U.S. steel sector wary about post-clunkers demand
The 700,000 cars sold in the cash-for-clunkers program prompted U.S. automakers to boost 2009 production after a long period of inventory cuts, spurring North American steelmakers to restart idled mills.
Now that the clunkers program has wound down, the steel industry is unsure whether demand will stay high enough to absorb the additional output. So far, analysts are not seeing a U.S. economic recovery robust enough to sustain the pick-up in steel demand.
“As a result of the cash-for-clunkers program as wells as some restocking throughout the automotive supply chain, there has been an increase in end-user demand. And there is very little steel inventory at present,” said Luke Folta, steel analyst at Longbow Research.
By late August, some steel producers had already closed order books for October and are now working to fill them. But analysts are waiting to see whether the increased production will still be needed after the next few months.
“Aside from automotive, and a few other smaller pockets, there hasn’t been a real pick up in end-user order activity. There’s a meaningful amount of capacity coming online and we’re somewhat concerned that it may have gone too far,” said Folta.
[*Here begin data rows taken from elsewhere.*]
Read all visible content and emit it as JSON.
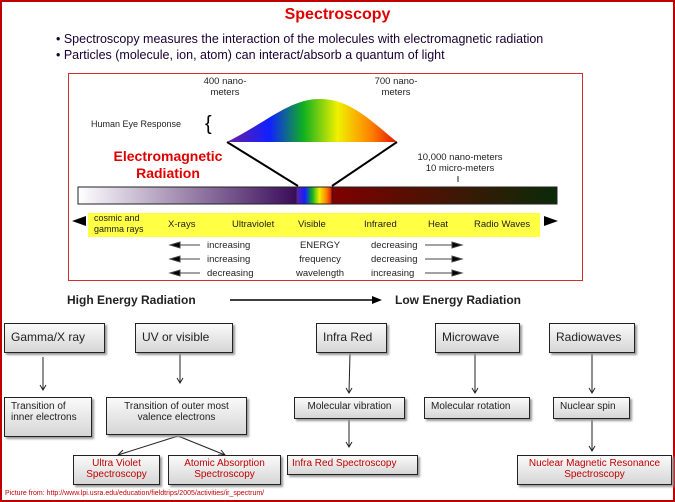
{
  "title": "Spectroscopy",
  "bullets": [
    "• Spectroscopy measures the interaction of the molecules with electromagnetic radiation",
    "• Particles (molecule, ion, atom) can interact/absorb a quantum of light"
  ],
  "spectrum": {
    "nm400": [
      "400 nano-",
      "meters"
    ],
    "nm700": [
      "700 nano-",
      "meters"
    ],
    "eye": "Human Eye Response",
    "brace": "{",
    "em": [
      "Electromagnetic",
      "Radiation"
    ],
    "nm10000": [
      "10,000 nano-meters",
      "10 micro-meters"
    ],
    "bands": [
      "cosmic and gamma rays",
      "X-rays",
      "Ultraviolet",
      "Visible",
      "Infrared",
      "Heat",
      "Radio Waves"
    ],
    "rows": [
      [
        "increasing",
        "ENERGY",
        "decreasing"
      ],
      [
        "increasing",
        "frequency",
        "decreasing"
      ],
      [
        "decreasing",
        "wavelength",
        "increasing"
      ]
    ]
  },
  "energy": {
    "high": "High Energy Radiation",
    "low": "Low Energy Radiation"
  },
  "headers": [
    "Gamma/X ray",
    "UV or visible",
    "Infra Red",
    "Microwave",
    "Radiowaves"
  ],
  "effects": [
    "Transition of inner electrons",
    "Transition of outer most valence electrons",
    "Molecular vibration",
    "Molecular rotation",
    "Nuclear spin"
  ],
  "techniques": [
    "Ultra Violet Spectroscopy",
    "Atomic Absorption Spectroscopy",
    "Infra Red Spectroscopy",
    "Nuclear Magnetic Resonance Spectroscopy"
  ],
  "credit": "Picture from: http://www.lpi.usra.edu/education/fieldtrips/2005/activities/ir_spectrum/",
  "colors": {
    "title": "#e00000",
    "frame": "#c00000",
    "band": "#ffff44",
    "technique": "#c00000"
  }
}
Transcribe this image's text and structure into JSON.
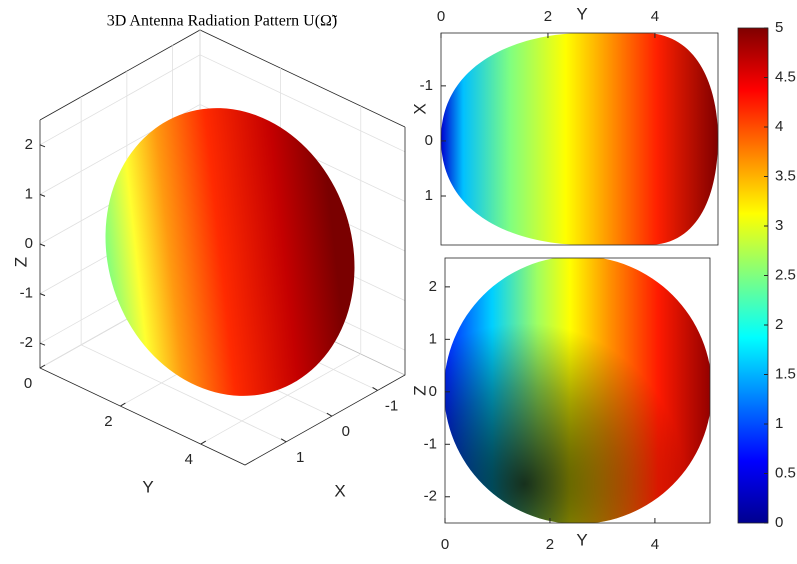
{
  "chart_data": [
    {
      "type": "surface3d",
      "title": "3D Antenna Radiation Pattern U(Ω̃)",
      "xlabel": "X",
      "ylabel": "Y",
      "zlabel": "Z",
      "xlim": [
        -1.6,
        1.9
      ],
      "ylim": [
        0,
        5.1
      ],
      "zlim": [
        -2.5,
        2.5
      ],
      "xticks": [
        -1,
        0,
        1
      ],
      "yticks": [
        0,
        2,
        4
      ],
      "zticks": [
        -2,
        -1,
        0,
        1,
        2
      ],
      "grid": true
    },
    {
      "type": "surface2d",
      "view": "top",
      "xlabel": "Y",
      "ylabel": "X",
      "xlim": [
        0,
        5.18
      ],
      "ylim": [
        -1.96,
        1.89
      ],
      "ydir": "reverse",
      "xaxis_location": "top",
      "xticks": [
        0,
        2,
        4
      ],
      "yticks": [
        -1,
        0,
        1
      ]
    },
    {
      "type": "surface2d",
      "view": "side",
      "xlabel": "Y",
      "ylabel": "Z",
      "xlim": [
        0,
        5.05
      ],
      "ylim": [
        -2.5,
        2.55
      ],
      "ydir": "normal",
      "xaxis_location": "bottom",
      "xticks": [
        0,
        2,
        4
      ],
      "yticks": [
        -2,
        -1,
        0,
        1,
        2
      ]
    },
    {
      "type": "colorbar",
      "colormap": "jet",
      "clim": [
        0,
        5
      ],
      "ticks": [
        0,
        0.5,
        1,
        1.5,
        2,
        2.5,
        3,
        3.5,
        4,
        4.5,
        5
      ]
    }
  ]
}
Europe-based ArcelorMittal, the world’s largest steelmaker, and U.S. Steel, said late last month they were restarting production at two blast furnaces each in the U.S. Midwest and Canada in response to improving demand.
Adding production capacity mostly to accommodate increased car output will boost U.S. steelmakers’ operating rate to 60 or 70 percent of capacity, analysts said.
“It doesn’t get you all the way back, but the industry is running at a 55 percent operating rate (up from about 45 percent) and it is justified by what we have seen in real consumption over the last several months,” said Charles Bradford, partner at Affiliated Research Group good credit score.
A major drawdown in steel service center inventories, a process that kept steel mill capacity near a 45 percent operating rate for the first seven months of 2009, has meant consumers now need to order steel just to maintain current levels of output even if the economy stays flat.
“The absence of inventory destocking has been the most significant driver of the increases in steel production and mill shipments over the past couple of months,” said Folta.
With inventories extremely low, it is unlikely steel output will fall again to this year’s low levels. But it is also unlikely to surge dramatically, said Anthony Young analyst on the Dahlman Rose metals team in New York.
Shipments from service centers, the middle men between raw steel producers and end users like manufacturers of appliances, cars or computer boxes, have stood fairly flat for months.
In July, steel mills saw a 15 percent increase in orders even though actual sales at service centers barely rose.
“I think it’s fair to say that the bulk of inventory destocking is behind us. If you look at stock inventory levels at the distribution level they are very low,” said Folta.
About 50 service centers indicated in the latest monthly Longbow survey that they are not carrying any excess stock.